Third-party hotel management company Interstate made its debut in 1960. Currently, the independent corporation is responsible for 600 existing and planned properties in 15 countries. Its portfolio includes the planned Le Méridien hotel in Orange County, Calif., the wellness-centric Hilton Miami Dadeland and a 13-hotel collection of Western U.S. properties—Holiday Inn Express & Suites Santa Ana – Orange County in Santa Ana, Calif., and Element Chandler Fashion Center in Chandler, Ariz., among them—that the company began managing for Glacier House Hotels in June of this year.

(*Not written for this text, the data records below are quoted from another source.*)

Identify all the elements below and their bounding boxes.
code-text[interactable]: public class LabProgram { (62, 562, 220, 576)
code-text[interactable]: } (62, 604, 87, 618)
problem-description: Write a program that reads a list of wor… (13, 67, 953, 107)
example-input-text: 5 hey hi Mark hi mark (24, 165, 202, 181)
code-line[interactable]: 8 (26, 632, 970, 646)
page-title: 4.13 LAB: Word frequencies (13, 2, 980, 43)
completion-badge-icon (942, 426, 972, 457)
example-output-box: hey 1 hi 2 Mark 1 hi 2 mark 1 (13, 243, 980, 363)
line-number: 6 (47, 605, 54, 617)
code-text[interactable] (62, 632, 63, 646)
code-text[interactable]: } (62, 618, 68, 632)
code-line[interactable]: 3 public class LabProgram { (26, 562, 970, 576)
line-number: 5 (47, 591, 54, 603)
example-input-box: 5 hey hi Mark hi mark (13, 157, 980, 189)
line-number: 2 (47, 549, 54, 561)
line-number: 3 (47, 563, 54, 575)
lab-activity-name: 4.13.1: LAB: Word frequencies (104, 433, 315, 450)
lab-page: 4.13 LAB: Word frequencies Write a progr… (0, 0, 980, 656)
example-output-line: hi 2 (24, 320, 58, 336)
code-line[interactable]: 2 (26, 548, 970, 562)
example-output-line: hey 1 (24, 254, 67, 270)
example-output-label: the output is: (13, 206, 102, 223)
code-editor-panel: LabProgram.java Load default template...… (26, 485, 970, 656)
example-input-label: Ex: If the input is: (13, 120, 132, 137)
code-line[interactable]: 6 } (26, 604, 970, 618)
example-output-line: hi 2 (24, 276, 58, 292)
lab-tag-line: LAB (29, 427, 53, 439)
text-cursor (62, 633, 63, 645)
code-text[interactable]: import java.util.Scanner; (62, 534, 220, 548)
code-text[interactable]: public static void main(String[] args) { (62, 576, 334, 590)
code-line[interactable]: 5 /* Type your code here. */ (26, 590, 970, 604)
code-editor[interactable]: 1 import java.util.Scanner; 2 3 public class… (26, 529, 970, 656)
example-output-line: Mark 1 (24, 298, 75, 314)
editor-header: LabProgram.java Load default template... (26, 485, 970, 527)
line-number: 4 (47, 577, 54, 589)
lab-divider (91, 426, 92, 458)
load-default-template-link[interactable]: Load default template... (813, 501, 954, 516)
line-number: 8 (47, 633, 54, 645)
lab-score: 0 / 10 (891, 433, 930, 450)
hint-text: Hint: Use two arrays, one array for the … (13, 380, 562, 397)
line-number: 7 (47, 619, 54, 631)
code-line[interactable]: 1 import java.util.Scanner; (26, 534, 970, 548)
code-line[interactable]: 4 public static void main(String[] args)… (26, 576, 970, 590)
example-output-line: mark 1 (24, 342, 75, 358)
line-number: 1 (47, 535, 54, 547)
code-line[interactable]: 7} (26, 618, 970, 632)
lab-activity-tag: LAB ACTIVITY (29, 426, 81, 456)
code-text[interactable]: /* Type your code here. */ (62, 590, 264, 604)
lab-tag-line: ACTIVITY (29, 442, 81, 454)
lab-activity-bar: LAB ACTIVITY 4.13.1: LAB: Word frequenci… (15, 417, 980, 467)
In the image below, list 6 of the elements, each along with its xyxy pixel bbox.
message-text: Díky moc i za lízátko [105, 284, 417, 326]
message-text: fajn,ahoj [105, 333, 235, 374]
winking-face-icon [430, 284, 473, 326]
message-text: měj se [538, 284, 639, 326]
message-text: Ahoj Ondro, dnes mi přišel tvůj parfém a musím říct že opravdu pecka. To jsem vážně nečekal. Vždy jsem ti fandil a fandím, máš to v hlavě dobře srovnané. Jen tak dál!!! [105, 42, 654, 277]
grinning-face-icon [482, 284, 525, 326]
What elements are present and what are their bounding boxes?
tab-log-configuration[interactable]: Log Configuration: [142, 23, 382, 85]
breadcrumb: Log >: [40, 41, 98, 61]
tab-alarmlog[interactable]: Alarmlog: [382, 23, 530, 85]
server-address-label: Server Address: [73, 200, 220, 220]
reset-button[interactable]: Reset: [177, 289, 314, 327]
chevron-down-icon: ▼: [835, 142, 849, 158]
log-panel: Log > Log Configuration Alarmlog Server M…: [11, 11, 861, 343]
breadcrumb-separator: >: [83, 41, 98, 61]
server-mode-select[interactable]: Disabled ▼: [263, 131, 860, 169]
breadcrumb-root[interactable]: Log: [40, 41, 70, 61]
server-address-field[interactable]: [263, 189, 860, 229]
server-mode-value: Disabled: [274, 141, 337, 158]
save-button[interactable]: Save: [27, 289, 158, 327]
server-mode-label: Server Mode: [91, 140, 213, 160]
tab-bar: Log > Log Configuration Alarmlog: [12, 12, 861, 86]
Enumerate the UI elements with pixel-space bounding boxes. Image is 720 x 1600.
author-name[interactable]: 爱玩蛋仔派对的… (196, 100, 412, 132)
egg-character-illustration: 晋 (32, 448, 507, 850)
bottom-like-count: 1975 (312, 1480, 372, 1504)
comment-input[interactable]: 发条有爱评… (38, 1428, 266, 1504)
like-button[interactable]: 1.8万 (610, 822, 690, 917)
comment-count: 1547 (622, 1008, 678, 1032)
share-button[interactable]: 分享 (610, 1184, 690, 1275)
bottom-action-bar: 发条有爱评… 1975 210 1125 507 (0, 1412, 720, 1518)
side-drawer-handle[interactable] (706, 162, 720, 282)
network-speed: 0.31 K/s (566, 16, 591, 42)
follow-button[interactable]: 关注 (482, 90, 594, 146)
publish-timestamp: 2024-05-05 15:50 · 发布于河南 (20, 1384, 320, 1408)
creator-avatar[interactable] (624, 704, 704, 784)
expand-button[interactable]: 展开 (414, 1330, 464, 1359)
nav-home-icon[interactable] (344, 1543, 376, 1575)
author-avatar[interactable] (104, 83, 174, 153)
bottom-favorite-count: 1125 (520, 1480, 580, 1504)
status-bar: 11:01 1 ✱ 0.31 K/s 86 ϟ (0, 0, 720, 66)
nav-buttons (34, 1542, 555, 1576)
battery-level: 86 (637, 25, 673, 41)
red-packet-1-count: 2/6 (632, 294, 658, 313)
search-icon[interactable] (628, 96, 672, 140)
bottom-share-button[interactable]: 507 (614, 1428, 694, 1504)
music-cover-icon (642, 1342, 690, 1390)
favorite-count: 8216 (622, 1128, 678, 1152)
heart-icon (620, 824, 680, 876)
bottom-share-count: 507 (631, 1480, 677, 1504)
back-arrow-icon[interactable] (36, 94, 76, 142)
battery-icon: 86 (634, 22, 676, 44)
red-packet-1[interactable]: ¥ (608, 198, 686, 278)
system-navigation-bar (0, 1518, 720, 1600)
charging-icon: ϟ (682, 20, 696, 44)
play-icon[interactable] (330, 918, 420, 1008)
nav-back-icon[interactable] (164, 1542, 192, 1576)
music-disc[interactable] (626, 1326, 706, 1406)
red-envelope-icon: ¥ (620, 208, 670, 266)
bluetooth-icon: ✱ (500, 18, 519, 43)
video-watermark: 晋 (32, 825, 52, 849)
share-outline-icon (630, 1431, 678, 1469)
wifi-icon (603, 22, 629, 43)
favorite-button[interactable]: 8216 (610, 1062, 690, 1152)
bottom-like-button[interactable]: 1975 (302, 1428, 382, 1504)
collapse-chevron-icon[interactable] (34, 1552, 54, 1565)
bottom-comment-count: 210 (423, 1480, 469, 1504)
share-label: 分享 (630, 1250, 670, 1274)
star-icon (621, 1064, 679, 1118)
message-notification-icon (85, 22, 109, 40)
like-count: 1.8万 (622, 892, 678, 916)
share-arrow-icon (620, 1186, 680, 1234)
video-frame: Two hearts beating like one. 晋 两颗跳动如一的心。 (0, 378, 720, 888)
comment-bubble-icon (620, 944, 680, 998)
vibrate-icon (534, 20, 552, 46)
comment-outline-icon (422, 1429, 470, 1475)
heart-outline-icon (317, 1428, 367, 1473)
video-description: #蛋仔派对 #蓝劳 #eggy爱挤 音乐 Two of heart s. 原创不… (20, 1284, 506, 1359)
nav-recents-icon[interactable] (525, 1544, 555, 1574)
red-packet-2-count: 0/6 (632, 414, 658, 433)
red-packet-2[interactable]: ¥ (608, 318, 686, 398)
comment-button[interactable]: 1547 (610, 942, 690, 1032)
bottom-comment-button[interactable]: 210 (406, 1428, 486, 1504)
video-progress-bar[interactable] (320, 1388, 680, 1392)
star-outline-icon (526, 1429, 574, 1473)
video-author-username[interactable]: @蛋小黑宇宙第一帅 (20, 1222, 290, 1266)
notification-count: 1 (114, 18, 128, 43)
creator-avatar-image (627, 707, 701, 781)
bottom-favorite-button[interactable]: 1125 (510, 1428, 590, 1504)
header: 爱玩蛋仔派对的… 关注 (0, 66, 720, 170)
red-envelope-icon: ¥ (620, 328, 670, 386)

Global private equity investors Advent International, majority owner of Aimbridge, will own a majority stake in the combined company, which will have a strategy focused on international expansion. The merger agreement between Aimbridge and Interstate comes three years after private equity firm Kohlberg & Co. acquired Interstate from Thayer Lodging and Jin Jiang International Hotels, and roughly six months after Advent purchased its controlling interest in Aimbridge from Lee Equity Partners and General Atlantic.
Lodging consolidation, large and small
The deal comes on the heels of an active, big-ticket 2018 for lodging industry consolidation, with such transactions as Pebblebrook Hotel Trust’s acquisition of LaSalle Hotel Properties for $5.2 billion; Marriott Vacations Worldwide’s $4.6 billion acquisition of ILG Inc.; and Wyndham Hotels & Resorts’ $2 billion purchase of La Quinta Holdings’ hotel franchising and management business.
Hotel M&A activity has been robust in 2019, too; however, as noted in a JLL report earlier this year, most of the larger platform deals have already happened. As predicted in the report, more private transactions with smaller platforms have materialized in 2019, such as NexPoint Hospitality Trust’s agreement in July to acquire Condor Hospitality Trust for $318 million. Still, the year has produced multibillion-dollar deals as well, including Park Hotels & Resorts Inc.’s planned purchase of Chesapeake Lodging Trust for $2.7 billion.